Nuns should stand up for life and pull out of deal

Nuns should stand up for life and pull out of deal
Fr Kevin O’Reilly OP
When people object to Catholic influence in healthcare, effectively what they mean is they want the freedom to take human life, writes Fr Kevin O’Reilly OP

There have been few people willing and able to speak up in defence of the Religious Sisters of Charity. The sisters have had to endure an onslaught on the back of their generosity in agreeing to facilitate the construction of the proposed new National Maternity Hospital (NMH) on the campus of St Vincent’s Hospital.

Since the announcement that the congregation will cease involvement in the St Vincent’s Healthcare Group and that it will withdraw from any involvement in the New National Maternity Hospital, the onslaught has subsided. Indeed, some have even praised the sisters for their decision and hailed its importance. Minister Simon Harris referred to it as “a very significant development”.

That significance for various interests amounts to the fact that the spectre of religious influence in the NMH project has been eliminated. Perhaps those opposed to the sisters’ involvement have understood Bishop Kevin Doran’s assertion that Catholic hospitals have a particular responsibility to uphold Catholic teaching with regard to “the value of human life and the dignity and the ultimate destiny of the human person”.

Catholic teaching with regard to the inviolability of all human life is the teaching of natural reason although natural reason is undoubtedly enhanced in its operation by the light of supernatural faith.

Knowledge

The Catholic Church is to my knowledge the only major institution that defends the inviolability of all human life. It is indebted in particular to St John Paul II’s strong advocacy in this regard. Pope Francis continues the Church’s tradition of its defence of all human life – even if the media chooses to downplay this uncomfortable aspect of his teaching.

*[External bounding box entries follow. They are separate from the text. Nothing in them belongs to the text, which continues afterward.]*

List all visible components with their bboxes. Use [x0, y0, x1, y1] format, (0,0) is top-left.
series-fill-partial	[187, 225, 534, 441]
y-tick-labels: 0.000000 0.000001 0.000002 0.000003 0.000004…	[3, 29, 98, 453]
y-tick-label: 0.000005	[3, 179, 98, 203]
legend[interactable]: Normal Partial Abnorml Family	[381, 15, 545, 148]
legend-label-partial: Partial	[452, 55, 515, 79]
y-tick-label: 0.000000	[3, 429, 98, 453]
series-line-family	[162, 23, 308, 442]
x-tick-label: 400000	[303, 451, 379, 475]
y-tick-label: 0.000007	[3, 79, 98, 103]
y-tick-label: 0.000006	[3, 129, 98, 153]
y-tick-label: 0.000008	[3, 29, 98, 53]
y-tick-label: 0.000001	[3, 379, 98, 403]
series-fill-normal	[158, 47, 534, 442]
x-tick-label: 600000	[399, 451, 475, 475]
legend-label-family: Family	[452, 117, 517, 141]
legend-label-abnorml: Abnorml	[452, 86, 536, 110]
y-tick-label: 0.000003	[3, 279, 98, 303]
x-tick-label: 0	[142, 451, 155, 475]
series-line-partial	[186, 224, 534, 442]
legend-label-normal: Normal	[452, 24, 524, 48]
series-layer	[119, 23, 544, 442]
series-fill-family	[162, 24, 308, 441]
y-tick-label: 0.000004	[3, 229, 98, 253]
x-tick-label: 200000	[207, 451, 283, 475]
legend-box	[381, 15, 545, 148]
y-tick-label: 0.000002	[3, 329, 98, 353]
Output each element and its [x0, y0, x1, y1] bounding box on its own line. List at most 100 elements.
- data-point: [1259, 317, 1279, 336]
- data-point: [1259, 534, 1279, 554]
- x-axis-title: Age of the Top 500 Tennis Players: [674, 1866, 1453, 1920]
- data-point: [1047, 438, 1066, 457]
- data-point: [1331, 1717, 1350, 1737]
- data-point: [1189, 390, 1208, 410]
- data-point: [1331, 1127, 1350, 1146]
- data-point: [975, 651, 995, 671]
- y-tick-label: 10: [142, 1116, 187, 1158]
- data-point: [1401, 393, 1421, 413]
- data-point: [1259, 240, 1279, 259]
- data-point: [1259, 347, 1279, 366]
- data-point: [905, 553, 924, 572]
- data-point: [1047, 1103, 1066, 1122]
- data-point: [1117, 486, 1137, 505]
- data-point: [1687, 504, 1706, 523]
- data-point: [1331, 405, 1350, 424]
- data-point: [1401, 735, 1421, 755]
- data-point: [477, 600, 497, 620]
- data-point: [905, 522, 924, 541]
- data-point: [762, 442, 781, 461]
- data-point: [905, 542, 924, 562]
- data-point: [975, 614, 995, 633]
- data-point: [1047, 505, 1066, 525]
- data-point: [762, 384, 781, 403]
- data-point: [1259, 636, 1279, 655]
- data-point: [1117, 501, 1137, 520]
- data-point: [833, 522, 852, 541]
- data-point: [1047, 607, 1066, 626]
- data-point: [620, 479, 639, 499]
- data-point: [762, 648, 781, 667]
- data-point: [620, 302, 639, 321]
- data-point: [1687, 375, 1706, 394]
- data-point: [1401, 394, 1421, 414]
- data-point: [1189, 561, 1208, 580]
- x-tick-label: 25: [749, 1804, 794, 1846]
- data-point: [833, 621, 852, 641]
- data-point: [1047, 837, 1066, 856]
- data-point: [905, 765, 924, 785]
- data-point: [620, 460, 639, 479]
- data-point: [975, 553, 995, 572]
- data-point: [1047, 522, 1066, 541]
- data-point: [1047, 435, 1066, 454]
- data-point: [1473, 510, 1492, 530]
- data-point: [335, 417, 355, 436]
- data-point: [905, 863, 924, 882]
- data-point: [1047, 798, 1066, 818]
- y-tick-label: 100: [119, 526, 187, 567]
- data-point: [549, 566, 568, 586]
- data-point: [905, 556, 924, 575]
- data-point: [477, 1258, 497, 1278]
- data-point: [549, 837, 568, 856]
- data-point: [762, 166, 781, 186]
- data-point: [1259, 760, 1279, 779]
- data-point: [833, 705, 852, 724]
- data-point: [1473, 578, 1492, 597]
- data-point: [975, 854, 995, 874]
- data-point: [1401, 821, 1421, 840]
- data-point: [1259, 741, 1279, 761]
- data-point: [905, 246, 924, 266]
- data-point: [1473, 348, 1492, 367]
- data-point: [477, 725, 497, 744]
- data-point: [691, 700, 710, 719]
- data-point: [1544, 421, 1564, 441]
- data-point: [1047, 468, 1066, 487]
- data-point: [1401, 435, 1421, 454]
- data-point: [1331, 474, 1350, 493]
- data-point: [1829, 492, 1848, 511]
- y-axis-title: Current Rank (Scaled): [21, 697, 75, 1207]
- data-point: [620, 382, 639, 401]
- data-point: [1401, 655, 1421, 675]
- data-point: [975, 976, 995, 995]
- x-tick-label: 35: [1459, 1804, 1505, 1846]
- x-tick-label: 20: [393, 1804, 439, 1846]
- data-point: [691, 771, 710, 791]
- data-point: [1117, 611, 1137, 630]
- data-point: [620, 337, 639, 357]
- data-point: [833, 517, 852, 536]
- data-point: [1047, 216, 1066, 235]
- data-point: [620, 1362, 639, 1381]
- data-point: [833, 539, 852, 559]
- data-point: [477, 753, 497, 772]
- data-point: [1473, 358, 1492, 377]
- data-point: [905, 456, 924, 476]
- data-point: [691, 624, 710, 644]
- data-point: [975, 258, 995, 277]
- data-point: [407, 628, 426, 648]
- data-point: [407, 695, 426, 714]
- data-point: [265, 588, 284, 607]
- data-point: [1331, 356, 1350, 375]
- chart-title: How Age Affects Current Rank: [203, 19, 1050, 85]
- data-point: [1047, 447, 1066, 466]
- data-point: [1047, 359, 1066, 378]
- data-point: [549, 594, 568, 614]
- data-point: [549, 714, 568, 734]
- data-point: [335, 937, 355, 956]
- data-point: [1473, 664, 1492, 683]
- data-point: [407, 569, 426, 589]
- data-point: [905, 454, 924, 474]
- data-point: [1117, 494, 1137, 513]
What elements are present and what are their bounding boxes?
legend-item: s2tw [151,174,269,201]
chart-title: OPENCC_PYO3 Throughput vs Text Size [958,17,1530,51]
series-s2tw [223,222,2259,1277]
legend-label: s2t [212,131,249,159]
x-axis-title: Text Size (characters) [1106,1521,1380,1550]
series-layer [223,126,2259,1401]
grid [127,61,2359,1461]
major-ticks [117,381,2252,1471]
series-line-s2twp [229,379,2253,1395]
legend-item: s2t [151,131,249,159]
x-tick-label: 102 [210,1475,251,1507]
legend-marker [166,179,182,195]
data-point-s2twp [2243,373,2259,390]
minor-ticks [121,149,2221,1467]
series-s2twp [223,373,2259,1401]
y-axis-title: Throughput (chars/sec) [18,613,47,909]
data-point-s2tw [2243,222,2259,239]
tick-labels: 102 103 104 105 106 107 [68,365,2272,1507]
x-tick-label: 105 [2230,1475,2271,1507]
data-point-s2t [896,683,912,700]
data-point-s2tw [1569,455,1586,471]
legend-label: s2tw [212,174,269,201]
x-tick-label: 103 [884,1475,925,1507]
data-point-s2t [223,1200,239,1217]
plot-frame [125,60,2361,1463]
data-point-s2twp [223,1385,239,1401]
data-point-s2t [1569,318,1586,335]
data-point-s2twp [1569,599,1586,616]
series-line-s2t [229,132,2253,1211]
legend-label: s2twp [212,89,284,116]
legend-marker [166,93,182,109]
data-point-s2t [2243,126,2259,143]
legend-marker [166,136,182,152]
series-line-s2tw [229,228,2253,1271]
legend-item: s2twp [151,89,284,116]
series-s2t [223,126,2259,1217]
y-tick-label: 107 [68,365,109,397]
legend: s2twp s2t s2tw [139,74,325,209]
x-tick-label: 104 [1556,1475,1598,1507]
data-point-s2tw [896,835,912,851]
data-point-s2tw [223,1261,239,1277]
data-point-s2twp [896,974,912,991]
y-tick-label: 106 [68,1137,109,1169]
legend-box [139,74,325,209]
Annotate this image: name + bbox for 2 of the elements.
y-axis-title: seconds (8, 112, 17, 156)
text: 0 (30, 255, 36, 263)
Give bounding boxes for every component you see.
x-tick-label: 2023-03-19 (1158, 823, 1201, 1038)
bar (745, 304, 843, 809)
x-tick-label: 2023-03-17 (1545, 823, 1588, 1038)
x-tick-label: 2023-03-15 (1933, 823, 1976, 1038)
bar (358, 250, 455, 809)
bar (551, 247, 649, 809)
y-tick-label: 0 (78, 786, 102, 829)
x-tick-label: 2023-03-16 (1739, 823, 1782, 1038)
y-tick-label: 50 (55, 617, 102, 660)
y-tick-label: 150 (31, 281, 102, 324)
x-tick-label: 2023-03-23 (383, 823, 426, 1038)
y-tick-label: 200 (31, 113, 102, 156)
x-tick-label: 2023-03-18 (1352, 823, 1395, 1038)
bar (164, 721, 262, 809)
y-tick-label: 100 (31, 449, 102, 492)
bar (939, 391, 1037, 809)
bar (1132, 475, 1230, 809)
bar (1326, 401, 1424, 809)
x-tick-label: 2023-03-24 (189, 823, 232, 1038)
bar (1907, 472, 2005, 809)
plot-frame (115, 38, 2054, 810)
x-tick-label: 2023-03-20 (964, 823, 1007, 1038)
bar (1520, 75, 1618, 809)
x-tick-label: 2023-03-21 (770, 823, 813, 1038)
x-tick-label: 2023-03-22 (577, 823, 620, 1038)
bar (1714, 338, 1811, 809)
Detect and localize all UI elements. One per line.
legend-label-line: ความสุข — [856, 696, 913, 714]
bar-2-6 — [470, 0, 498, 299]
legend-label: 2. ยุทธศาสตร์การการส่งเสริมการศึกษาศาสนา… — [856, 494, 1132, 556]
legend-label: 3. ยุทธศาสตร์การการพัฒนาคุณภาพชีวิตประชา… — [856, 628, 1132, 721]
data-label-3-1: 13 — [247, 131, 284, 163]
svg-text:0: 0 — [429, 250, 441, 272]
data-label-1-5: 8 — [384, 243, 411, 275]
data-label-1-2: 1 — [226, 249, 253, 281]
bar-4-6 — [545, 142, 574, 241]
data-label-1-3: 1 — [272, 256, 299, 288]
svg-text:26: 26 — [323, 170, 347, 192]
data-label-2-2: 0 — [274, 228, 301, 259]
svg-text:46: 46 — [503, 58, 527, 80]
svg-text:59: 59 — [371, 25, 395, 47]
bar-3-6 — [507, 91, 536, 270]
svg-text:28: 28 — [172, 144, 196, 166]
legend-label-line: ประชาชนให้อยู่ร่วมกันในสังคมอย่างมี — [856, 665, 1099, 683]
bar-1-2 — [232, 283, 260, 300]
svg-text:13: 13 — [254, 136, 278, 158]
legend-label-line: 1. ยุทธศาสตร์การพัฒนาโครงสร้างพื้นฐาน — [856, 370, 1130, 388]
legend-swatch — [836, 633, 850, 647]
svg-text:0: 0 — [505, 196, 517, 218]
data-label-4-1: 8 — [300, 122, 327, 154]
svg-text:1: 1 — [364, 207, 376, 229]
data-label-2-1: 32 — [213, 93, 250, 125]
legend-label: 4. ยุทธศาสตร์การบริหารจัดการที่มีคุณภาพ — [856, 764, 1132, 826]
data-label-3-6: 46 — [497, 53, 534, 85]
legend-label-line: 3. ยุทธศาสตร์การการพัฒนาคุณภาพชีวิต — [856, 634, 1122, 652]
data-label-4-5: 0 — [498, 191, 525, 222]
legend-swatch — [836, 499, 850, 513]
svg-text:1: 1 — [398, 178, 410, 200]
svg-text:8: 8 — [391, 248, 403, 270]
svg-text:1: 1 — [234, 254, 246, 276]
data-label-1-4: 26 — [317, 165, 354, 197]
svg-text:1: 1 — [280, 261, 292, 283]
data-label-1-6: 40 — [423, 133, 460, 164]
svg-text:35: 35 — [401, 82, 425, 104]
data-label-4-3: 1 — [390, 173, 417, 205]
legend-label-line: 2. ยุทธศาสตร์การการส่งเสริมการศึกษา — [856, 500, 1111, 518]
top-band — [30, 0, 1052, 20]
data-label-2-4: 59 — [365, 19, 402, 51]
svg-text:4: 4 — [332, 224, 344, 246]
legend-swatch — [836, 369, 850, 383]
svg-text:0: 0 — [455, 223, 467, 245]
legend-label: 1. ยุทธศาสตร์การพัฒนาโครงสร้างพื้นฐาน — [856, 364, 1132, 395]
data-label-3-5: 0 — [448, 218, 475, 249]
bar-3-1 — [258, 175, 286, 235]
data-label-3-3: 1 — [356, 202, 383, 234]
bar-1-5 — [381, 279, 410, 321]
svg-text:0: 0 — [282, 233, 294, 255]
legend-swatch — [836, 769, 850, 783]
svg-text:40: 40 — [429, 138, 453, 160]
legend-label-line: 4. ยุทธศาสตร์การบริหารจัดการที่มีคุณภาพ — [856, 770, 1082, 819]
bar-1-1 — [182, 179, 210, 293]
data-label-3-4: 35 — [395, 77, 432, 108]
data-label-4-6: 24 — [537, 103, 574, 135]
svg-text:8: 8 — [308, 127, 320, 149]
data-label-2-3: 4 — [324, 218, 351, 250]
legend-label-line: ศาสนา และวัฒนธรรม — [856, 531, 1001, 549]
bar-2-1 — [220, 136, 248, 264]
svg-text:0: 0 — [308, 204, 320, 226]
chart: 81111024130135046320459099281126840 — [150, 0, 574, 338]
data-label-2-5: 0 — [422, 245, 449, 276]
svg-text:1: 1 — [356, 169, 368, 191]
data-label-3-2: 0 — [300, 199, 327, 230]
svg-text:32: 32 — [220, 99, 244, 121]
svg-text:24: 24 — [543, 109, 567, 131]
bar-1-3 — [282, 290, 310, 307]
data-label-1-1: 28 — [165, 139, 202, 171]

In a period of history that has come to recognise itself as post-truth, the Catholic Church is also the only institution to espouse truth. John Paul II, again, penned an important encyclical entitled Fides et Ratio (Faith and Reason). Benedict XVI pleaded for a revival of trust in the capacity of human reason to put us in touch with truth. This plea has largely been ignored.

No doubt the banishment of reason and the welcome of post-truth go hand-in-hand with the culture of death that John Paul II saw unfolding before his eyes. In an increasingly secular society that is hostile to Catholicism above all other religions on account of its esteem for reason and its love of human life, it has become more and more difficult for Catholics to escape the pervasive influence of the culture of death.

The decision of the Sisters of Charity with regard to the New National Maternity Hospital is a case in point. As one report in The Irish Times stated, the congregation’s decision “should allay fears that medical procedures allowed by law would not be carried out in the new NMH at St Vincent’s where these may be in conflict with the teachings of the Catholic Church”. In other words, the possibility of conscientious objection to the taking of life in the womb is no longer an issue.

Pressure

It is difficult not to feel sympathy for the Sisters of Charity. The sustained level of abuse that they have had to endure over recent weeks speaks very poorly of the kind of society into which Ireland has morphed in recent years – one that is seemingly very lacking in gratitude for the selfless work that has been done by the Sisters of Charity since their foundation.

One hopes that one could cite the pressure they have been under as a factor that would mitigate their culpability in facilitating the advance of a regime in which “medical procedures allowed by law” will be carried out. This decision amounts to unacceptable cooperation in those same legal procedures if and when they are performed.

The only ethical route open to them from the beginning – the only option for right reason seeking the truth and demanded by respect for all human life – was to step back graciously from any form of cooperation with the State with respect to the NMH. The State would, rest assured, have found another site for its project.

Even at this late hour I ask the sisters to reflect on the serious implications of their decision for human life and to act in accordance with the demands of truth by withdrawing cooperation. Commitment to the truth will of course bring suffering in its wake.

That is a price that we Catholics are called to pay for following Truth incarnate, namely Jesus Christ.

Fr Kevin E. O’Reilly, OP, is a philosopher and theologian who teaches moral theology at the Angelicum University, Rome. He is the author of two books and various peer-reviewed articles.